The main disadvantage of CRRT is the need for continuous anticoagulation to prevent clotting of the extracorporeal circuit.3 Heparin is the most frequently used anticoagulant, but it is associated with a risk of bleeding in approximately 4% to 25% of patients.4,5 Although anticoagulation is needed to optimize the filter lifespan, most patients requiring CRRT are at risk of bleeding. Thus, alternative anticoagulation modalities, such as low-molecular weight heparin, prostacyclin, and regional citrate anticoagulation, have been proposed for patients with hemorrhagic risk.6
Nafamostat mesilate (NM), a synthetic serine protease inhibitor, has been used in hemodialysis patients at a high risk of bleeding because of its short half-life. Although a few studies have reported the effectiveness of NM as a substitute to heparin in CRRT patients with a high risk of bleeding, there are limited clinical experiences with NM and few published reports of its safety and efficacy. Moreover, there is limited clinical data from randomized trials on NM use in patients with a bleeding tendency. Therefore, we performed this randomized study to evaluate the efficacy and safety of NM use during CRRT in patients with AKI at high risk of bleeding (NCT02478242).
MATERIALS AND METHODS
Study Design and Population
Between July 2010 and June 2013, 60 patients with AKI who were at high risk of bleeding and required CRRT were assessed for eligibility for this study at Kyungpook National University Hospital, Daegu, South Korea. Patients who were >18 years old, were admitted to the intensive care unit and required CRRT were enrolled if they met the following criteria for high bleeding risk: active bleeding such as gastrointestinal bleeding and intracranial hemorrhage, activated partial thromboplastin time >60 seconds, prothrombin time–international normalized ratio >2.0, thrombocytopenia (<100,000/μL), and surgery within 48 hours before CRRT. Pregnant or possibly pregnant women were excluded from the study. Patients who were allergic to NM or were hypercoagulable were also excluded. Ethics approval was obtained from the regional ethics boards of Kyungpook National University Hospital. Written informed consent was obtained from all patients or their families before randomization.

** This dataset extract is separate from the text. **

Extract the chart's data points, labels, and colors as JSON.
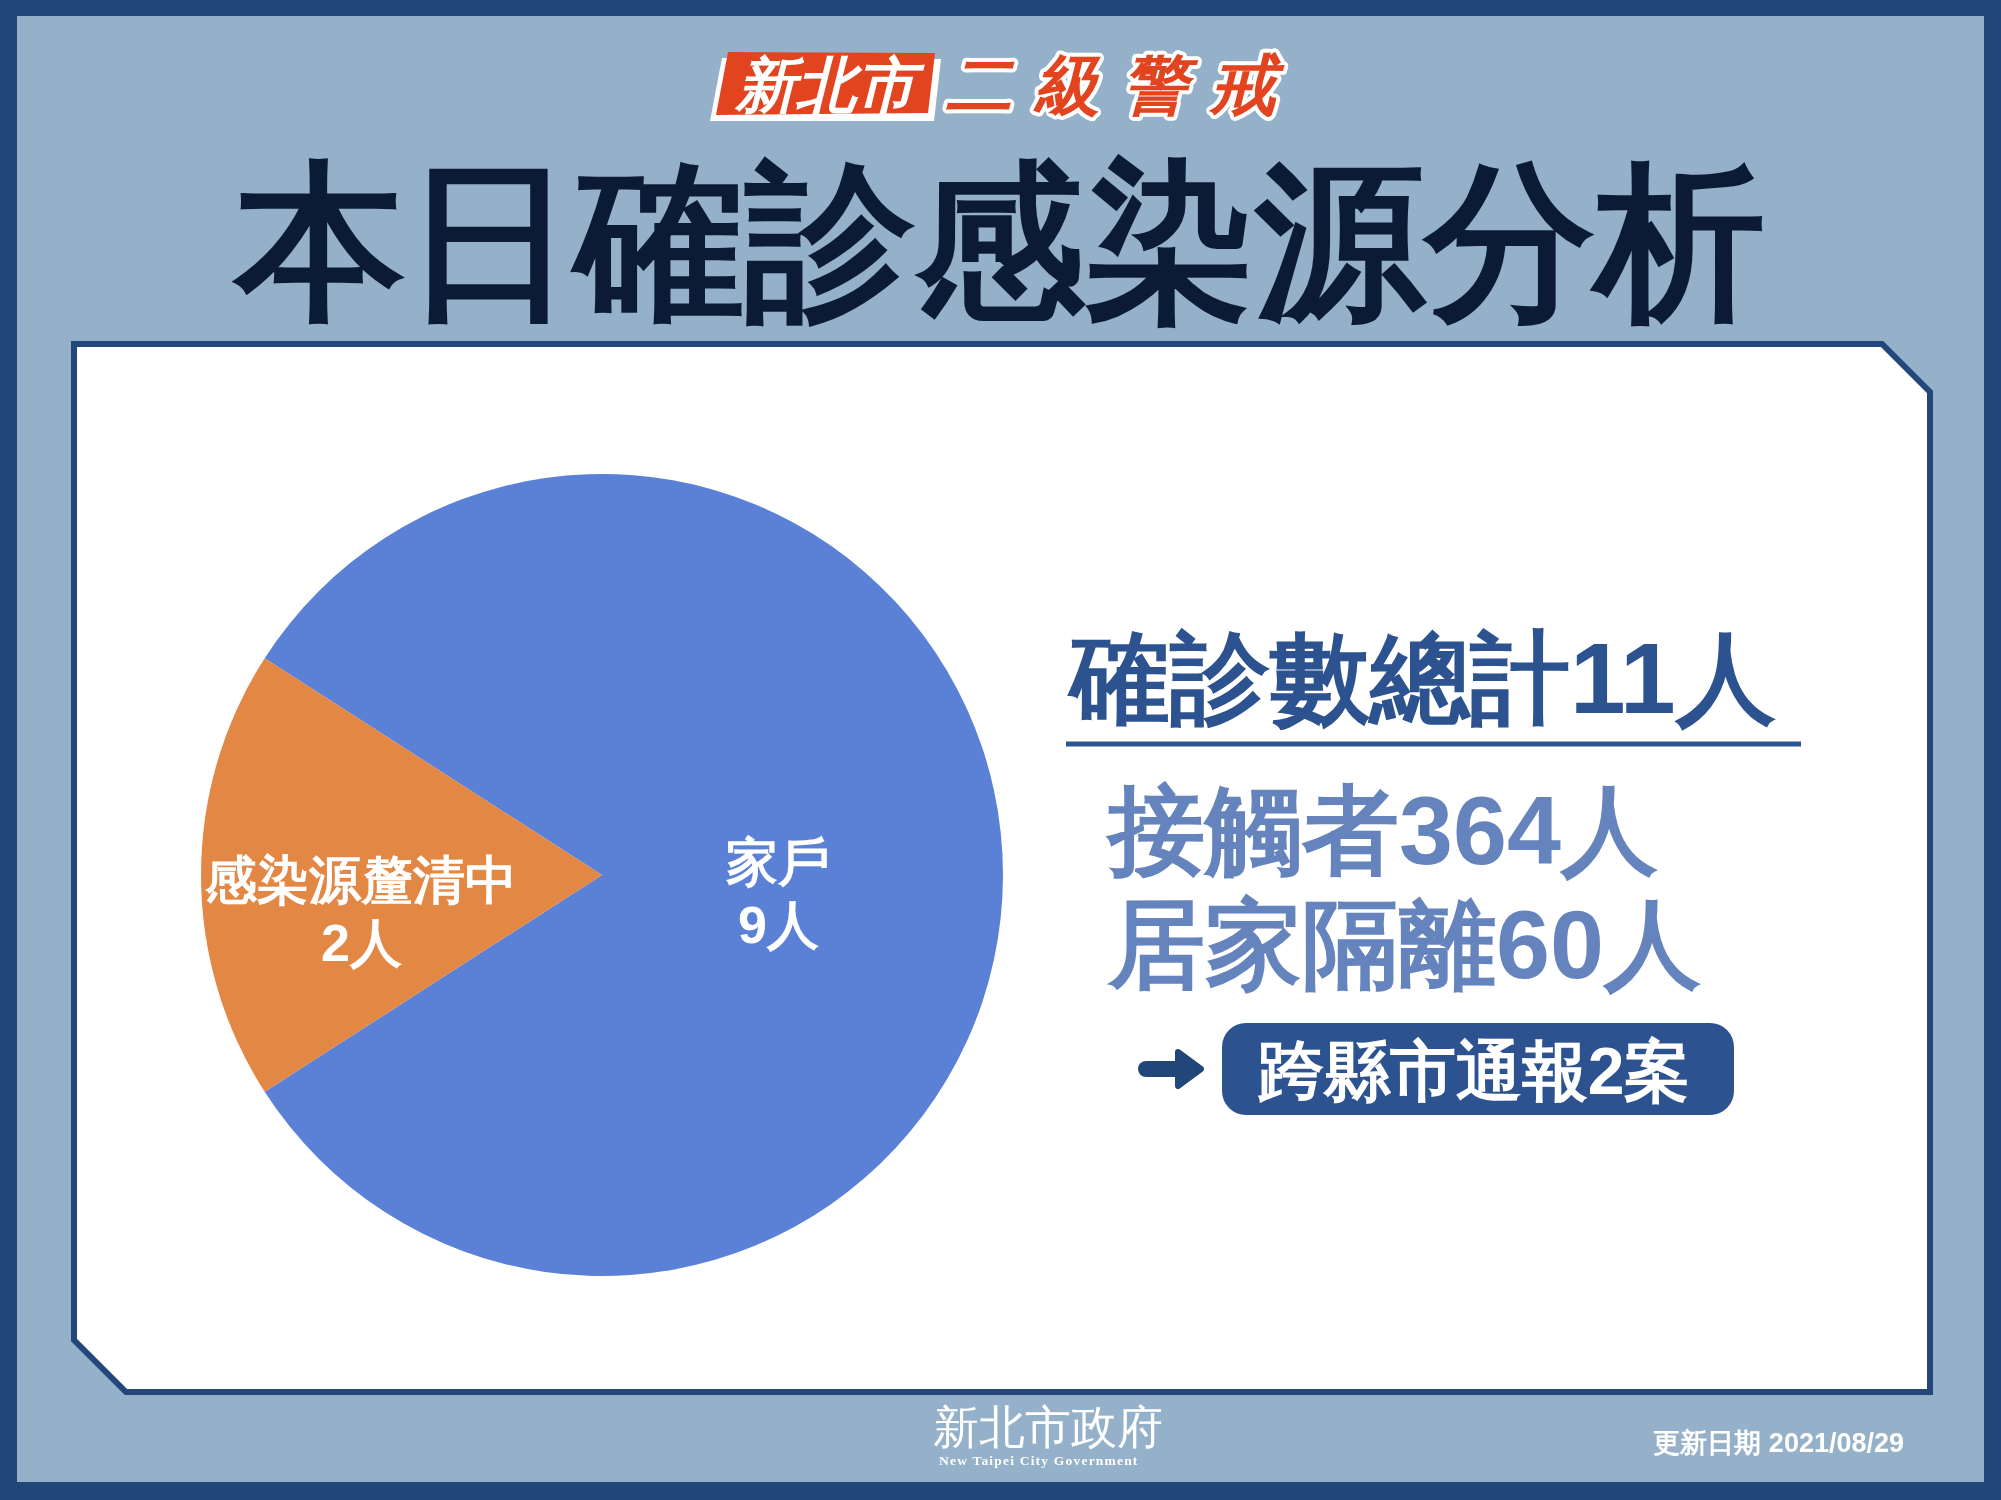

Randomization and Intervention
Patients were randomly assigned to the NM group or the no anticoagulant (NA) group by using a random number table with a randomization ratio, as previously designed. In patients assigned to the NM group, filters were primed with 500 mL of normal saline containing 20 mg of NM (Futhan®, SK chemicals, Seoul, South Korea) dissolved in 1 mL of 5% dextrose water. For maintenance anticoagulation, the initial dose of NM was 20 mg/h, and the NM dose was regulated to 10 to 30 mg/h according to the physicians’ decision. In patients assigned to the NA group, filters were primed with 2 L of normal saline containing 5000 IU of heparin, and then, heparin was washed out using 500 mL of normal saline before use in patients. During CRRT, normal saline (2 mL/h) was infused in the NA group patients.
Continuous renal replacement therapy was performed using multiFiltrate® (Fresenius Medical Care, Bad Homburg, Germany) with a standard polysulfone membrane hemofilter (Ultraflux® AV 600S, Bad Homburg, Germany). Blood flow rates were maintained between 150 and 200 mL/h. The dialysate flow rate, replacement flow rate, and fluid removal rate were modified at the discretion of the attending physician to achieve optimal hemodynamic balance and dialysis.
Outcome Measurements and Safety Assessment
Illness severity and organ failure were scored using the acute physiology and chronic health evaluation (APACHE) II systems upon admission to the intensive care unit. Vital signs, including blood pressure, pulse rate, and body temperature were checked every hour during CRRT. Laboratory data including the complete blood count, blood urea nitrogen level, serum creatinine concentration, electrolyte levels, prothrombin time, and activated partial thromboplastin time were prospectively collected at CRRT initiation and then at 24 hours intervals thereafter till cessation of CRRT.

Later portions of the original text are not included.